FERC Allows Duquesne to Exit PJM, but with Conditions

FERC on January 17 conditionally approved Duquesne Light's request to withdraw from the PJM Interconnection and join the Midwest Independent System Operator.  Last November, Duquesne filed an application with FERC seeking approval to leave PJM over rising capacity costs as a result of PJM's new forward capacity market.  In comments and protests filed in December, PJM and other PJM market participants asked FERC to hold Duquesne be held to its financial commitments to the market and ensure that its withdrawal would not harm other market participants financially.
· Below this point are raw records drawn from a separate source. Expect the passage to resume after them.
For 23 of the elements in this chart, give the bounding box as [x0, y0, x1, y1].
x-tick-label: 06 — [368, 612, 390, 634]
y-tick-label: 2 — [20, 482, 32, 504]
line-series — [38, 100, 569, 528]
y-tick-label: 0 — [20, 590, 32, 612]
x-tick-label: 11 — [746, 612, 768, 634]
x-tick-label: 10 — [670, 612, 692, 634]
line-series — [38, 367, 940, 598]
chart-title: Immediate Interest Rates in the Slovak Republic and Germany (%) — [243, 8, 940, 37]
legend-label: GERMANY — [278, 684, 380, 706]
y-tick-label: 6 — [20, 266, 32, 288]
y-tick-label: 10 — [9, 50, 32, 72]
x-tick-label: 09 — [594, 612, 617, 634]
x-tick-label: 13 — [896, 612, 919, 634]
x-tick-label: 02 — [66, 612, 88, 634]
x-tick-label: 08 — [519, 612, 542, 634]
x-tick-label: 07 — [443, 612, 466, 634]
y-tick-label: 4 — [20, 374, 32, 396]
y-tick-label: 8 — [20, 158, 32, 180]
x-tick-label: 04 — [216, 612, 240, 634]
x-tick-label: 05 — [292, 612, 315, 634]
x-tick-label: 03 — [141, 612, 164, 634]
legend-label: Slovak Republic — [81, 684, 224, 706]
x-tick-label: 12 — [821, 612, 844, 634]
In the January 17 order, FERC agreed to hold Duquesne responsible for its commitments in the PJM forward capacity market.  FERC conditioned Duquesne's right to exit PJM upon the utility honoring commitments for all forward capacity auctions in which its load had been included.  This means that Duquesne will be liable for forward capacity costs through May 2011.  (Duquesne had asked FERC to make its withdrawal from PJM and termination of its obligations in the capacity markets effective May 31, 2008.)  FERC also directed Duquesne to submit further information on its remaining obligations, including how many and what its continuing obligations to PJM are, what its allocated share of costs for the PJM regional transmission planning process is, and how it will be integrated into the Midwest ISO.